Les hommes sont sourds maintenant, ils n’entendent ni la voix de Dieu, ni celle des Prophètes; ils suivent à bride abattue leurs désordonnés appétits, ils ne cherchent que ce qui fuit comme eux, ils ne peuvent jamais atteindre à la perfection, & quittent ce qu’il y a de stable & d’arrêté: ils ressemblent à ceux qui étant battus d’une tempête en haute mer, & approchant du port, méprisent le péril & la fureur d’icelle; contents d’être à la rade, ils ne veulent pas entrer au port, qu’ils croient leur être tout acquis, ils viennent quelquefois y faire naufrage, & être privés de leur espoir, qui n’avait d’autre assurance que l’instabilité de leur vaisseau. Les hommes, dis-je, ressemblent à ceux-ci: sachant que Dieu leur tend les bras, ils croient toujours être assez à temps d’y parvenir, & flottent sur la rade de leurs plaisirs, jusqu’à ce que la bourrasque de quelque passion effrénée les engloutit tellement qu’ils y restent enveloppés: mais Dieu, comme un bon père leur tend la main, & les voyant si incrédules dans les dangers qu’ils courent, il vient aux exemples.
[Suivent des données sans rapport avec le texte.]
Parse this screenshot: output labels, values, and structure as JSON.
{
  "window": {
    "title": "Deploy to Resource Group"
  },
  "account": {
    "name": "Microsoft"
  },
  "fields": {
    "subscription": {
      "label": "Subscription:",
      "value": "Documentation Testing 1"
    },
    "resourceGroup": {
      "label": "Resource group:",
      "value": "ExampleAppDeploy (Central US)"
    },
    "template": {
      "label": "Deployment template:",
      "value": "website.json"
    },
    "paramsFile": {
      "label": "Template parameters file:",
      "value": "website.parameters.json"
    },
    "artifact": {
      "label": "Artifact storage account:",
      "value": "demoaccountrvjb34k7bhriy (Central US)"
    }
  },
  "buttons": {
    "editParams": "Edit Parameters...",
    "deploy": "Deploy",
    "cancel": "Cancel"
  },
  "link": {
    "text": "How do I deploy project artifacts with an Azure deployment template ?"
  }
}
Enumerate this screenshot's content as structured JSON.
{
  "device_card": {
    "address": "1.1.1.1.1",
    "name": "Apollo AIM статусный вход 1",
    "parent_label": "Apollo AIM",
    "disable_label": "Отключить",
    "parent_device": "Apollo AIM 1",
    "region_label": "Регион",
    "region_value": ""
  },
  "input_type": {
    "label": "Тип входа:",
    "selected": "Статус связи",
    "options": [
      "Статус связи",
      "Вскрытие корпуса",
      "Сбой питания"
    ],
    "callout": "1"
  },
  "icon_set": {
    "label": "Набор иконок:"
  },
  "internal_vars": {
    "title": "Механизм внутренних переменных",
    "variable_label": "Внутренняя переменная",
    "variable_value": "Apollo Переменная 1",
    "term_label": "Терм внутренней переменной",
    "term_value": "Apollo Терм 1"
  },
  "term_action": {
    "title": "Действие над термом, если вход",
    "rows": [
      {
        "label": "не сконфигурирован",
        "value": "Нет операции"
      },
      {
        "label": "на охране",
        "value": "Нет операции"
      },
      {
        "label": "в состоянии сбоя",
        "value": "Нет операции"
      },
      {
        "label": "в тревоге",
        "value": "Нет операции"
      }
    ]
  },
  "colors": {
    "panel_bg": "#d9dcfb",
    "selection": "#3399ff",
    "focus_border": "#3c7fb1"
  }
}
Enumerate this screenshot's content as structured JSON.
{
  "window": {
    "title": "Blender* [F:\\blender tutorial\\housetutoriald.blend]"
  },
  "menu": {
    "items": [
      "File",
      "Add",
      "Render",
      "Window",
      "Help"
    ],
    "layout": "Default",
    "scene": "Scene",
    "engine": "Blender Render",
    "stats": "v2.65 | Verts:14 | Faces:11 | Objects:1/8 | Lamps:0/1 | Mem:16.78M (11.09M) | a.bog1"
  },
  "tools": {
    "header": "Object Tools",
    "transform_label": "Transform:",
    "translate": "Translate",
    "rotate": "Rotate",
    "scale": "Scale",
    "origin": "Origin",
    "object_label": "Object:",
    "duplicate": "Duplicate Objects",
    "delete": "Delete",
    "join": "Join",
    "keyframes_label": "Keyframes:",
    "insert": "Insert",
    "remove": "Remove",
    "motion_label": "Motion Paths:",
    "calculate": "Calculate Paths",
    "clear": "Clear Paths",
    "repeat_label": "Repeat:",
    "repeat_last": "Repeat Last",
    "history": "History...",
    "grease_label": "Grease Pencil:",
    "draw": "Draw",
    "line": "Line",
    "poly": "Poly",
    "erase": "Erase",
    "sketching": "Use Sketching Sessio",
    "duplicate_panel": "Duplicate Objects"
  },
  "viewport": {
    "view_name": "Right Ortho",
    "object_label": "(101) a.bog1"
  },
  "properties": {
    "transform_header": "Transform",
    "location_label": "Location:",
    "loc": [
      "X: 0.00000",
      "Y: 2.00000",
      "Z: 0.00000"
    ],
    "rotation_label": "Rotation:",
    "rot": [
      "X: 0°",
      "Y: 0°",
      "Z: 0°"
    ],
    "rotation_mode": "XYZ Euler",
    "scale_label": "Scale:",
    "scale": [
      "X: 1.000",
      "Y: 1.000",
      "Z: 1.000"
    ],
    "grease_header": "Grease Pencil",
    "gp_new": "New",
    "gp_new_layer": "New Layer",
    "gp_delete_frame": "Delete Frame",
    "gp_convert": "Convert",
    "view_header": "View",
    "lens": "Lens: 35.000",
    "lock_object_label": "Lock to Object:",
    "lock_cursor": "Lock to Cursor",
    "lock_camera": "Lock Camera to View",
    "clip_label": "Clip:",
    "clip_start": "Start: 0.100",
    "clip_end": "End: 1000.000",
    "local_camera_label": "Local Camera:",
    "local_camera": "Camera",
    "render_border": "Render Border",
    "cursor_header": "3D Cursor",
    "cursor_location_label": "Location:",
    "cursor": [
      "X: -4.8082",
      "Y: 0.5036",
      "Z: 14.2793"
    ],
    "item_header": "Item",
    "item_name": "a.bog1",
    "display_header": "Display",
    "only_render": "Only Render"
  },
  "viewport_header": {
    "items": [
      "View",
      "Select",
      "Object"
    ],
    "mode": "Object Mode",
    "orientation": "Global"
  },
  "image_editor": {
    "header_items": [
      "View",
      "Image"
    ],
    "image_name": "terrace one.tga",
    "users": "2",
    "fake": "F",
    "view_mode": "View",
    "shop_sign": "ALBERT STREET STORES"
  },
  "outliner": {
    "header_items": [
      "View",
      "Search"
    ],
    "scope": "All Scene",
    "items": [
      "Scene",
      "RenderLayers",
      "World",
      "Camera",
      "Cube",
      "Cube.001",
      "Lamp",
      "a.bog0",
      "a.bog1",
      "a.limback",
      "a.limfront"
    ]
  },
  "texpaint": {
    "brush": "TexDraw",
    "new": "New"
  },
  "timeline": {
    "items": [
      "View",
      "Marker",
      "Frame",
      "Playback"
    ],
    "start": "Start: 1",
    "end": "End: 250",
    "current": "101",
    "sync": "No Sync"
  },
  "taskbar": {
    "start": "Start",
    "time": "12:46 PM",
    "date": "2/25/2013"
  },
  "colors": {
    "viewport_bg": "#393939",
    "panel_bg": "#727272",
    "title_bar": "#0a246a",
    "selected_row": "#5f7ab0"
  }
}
Et quoique ci-devant il nous en fait voir beaucoup de prodigieux, il nous a mis encore devant les yeux celui-ci, arrivé en cette ville de Paris, comme une source qui élargit les ruisseaux par toutes les autres, à fin qu’étant connu il vienne à être dispersé par tout le monde.

Il arriva le premier jour de ce mois de Janvier mil six cens treize, pendant que ces pluies qui nous ont si longtemps tourmentées, duraient encore, qu’un jeune Gentil-homme de cette Ville, lequel retournait vers les quatre heures après dîné de quelque compagnie, avec laquelle il avait passé une bonne partie du jour, il rencontre dans une petite allée qui faisait l’entrée de la porte, une jeune Demoiselle bien en ordre, ayant apparence de quelque courtisane, bien vêtue d’une robe de taffetas découpé, enrichie d’un collier de perles, & de plusieurs autres joyaux beaux & bien apparents; laquelle comme étonné, & toutefois d’une façon riante, s’adressa au Gentil-homme, & lui dit: Monsieur, combien que l’injure du temps ne me permette pas de me mettre à la merci, j’aimerai toutefois mieux m’y exposer que de dire que je vous puisse apporter la moindre incommodité du monde, occupant ici sans aucune permission l’entrée de votre logis; que si c’est une chose que je ouisse faire sans vôtre mécontentement, je vous en serai autant obligée toute ma vie, que pas une de celles qui aient jamais eu l’honneur d’être vos plus affectionnées servantes. Le Gentil-homme considérant ce que la Demoiselle pouvait être, jugeant de l’extérieur, & voyant l’honnêteté de laquelle elle avait usé, crut qu’il était de son devoir de lui rendre la pareille, tant de parole que d’effet, & pour cela il lui dit: Mademoiselle, je suis grandement fâché de ce que ma venue a été trop tardive pour vous pouvoir témoigner le service que j’ai voué de tout temps aux Dames, & principalement à celles de votre qualité; & pour vous le faire connaître, je ne vous offre pas seulement le logis, mais ce qui dépend de moi & ce que vous croyez être en ma puissance, où je vous pourrai rendre mes très humbles services, & cependant je vous supplierai prendre la peine d’entrer attendant que la pluie soir passée. la Demoiselle lui dit, Monsieur, je n’ai jamais mérité l’offre que vous me faites, & je m’en revangerai en quelque part que ce soit, où l’occasion s’en présentera; mais je vous prierai seulement me permettre que j’attende ici mon carrosse que j’ai envoyé quérir par mon Laquais; non, dit le Gentil-homme, vous m’obligerez de prendre une chétive collation en attendant votre carrosse; & quoique vous ne soyez pas reçue selon votre qualité, je m’efforcerai de vous rendre ce qui sera de mon de mon devoir.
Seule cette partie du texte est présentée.